Hi I want to write an efficient code, can I get help?
for example
When there are four dictionary variables below,
v1 = {'title':'title1', 'number1':1, 'number2':2, 'number3':3, 'number4':4, 'number5':5}
v2 = {'title':'title2', 'number1':1, 'number2':2, 'number3':3, 'number4':4, 'number5':55}
v3 = {'title':'title3', 'number1':1, 'number2':2, 'number3':33, 'number4':4, 'number5':55}
v4 = {'title':'title4', 'number1':1, 'number2':4567, 'number3':8910, 'number4':5177, 'number5':1511}
If the same number of values is 3 or more by comparing the values of the key 'number1', 'number2', 'number3', 'number4', and 'number5', we want to group them.
Expected result:
[['title1', 'title2', 'title3'], ['title4']]
It doesn't have to be a result like an expected result, anyway, it just needs to be grouped.
Can I help you? Thank you
CodePudding user response:
Here's an approach where groups are iteratively combined until there are no remaining ways to combine them:
vars = [
{'title':'title1', 'number1':1, 'number2':2, 'number3':3, 'number4':4, 'number5':5},
{'title':'title2', 'number1':1, 'number2':2, 'number3':3, 'number4':44, 'number5':55},
{'title':'title3', 'number1':11, 'number2':22, 'number3':3, 'number4':4, 'number5':5},
{'title':'title4', 'number1':1, 'number2':4567, 'number3':8910, 'number4':5177, 'number5':1511},
]
groups = [[var] for var in vars]
while True:
for group in groups:
for other in groups:
if group == other:
continue
if any(sum(
v == var2[k]
for k, v in var1.items()
if k.startswith("number")
) >= 3 for var1 in group for var2 in other):
group.extend(other)
groups.remove(other)
break
else:
continue
break
else:
break
print([[var['title'] for var in group] for group in groups])
prints:
[['title1', 'title2', 'title3'], ['title4']]
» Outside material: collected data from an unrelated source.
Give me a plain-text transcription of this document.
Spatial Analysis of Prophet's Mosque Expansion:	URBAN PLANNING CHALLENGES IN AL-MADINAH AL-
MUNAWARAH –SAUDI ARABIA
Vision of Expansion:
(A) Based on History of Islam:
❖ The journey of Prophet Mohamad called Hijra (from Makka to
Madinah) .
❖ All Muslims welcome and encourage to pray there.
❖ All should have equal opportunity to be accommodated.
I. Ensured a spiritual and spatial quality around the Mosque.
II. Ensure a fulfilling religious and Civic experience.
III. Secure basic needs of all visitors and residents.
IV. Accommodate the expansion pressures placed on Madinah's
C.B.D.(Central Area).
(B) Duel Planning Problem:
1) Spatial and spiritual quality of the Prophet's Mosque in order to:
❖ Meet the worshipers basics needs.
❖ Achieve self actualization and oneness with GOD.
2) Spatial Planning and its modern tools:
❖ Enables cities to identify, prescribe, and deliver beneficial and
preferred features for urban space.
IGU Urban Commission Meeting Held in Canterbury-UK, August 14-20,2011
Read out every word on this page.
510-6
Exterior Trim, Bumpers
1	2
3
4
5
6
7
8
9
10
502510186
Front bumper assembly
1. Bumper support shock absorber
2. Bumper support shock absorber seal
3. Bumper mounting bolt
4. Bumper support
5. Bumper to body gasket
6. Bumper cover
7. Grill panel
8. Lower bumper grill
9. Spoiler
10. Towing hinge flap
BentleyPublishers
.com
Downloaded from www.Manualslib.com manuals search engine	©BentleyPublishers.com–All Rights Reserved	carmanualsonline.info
CodePudding user response:
For n variables you can make an nxn array that represents the connectedness for any pairwise combination. So that connected(n1,n2) is 1 if var n1 and n2 share more than 3 variables else 0. Then take a vector of n elements populated by zeros and a 1 in it for a given variable and multiply it by your connectedness matrix n times to get a vector where non-zero values represent membership in this grouping. After you've done this for one variable repeat for remaining variables that have not yet been included in a grouping.
CodePudding user response:
Here is another way to frame this problem using graphs.
Define a graph with nodes corresponding to titles and an edge drawn between to titles if the agree of at least 3 out of 5 number attributes. You can find connected components using networkx as follows:
vs = [v1, v2, v3, v4]
import networkx as nx
from itertools import combinations
num_cols = [f"number{i}" for i in range(1, 6)]
g = nx.Graph()
g.add_nodes_from([v["title"] for v in vs])
for v1, v2 in combinations(vs, 2):
if sum(v1[k] == v2[k] for k in num_cols) >= 3:
g.add_edge(v1["title"], v2["title"])
groups = [list(c) for c in nx.connected_components(g)]
# [['title1', 'title3', 'title2'], ['title4']]
Alternatively, you may want to find groups such that any two elements in the group agree on at least three number attributes. In this case, you will be looking for cliques in the graph:
cliques = [list(c) for c in nx.find_cliques(g)]
# [['title1', 'title3', 'title2'], ['title4']]
The two approaches result in the same output for this example, but not in general. In the second (clique) approach, an element may appear in multiple groups.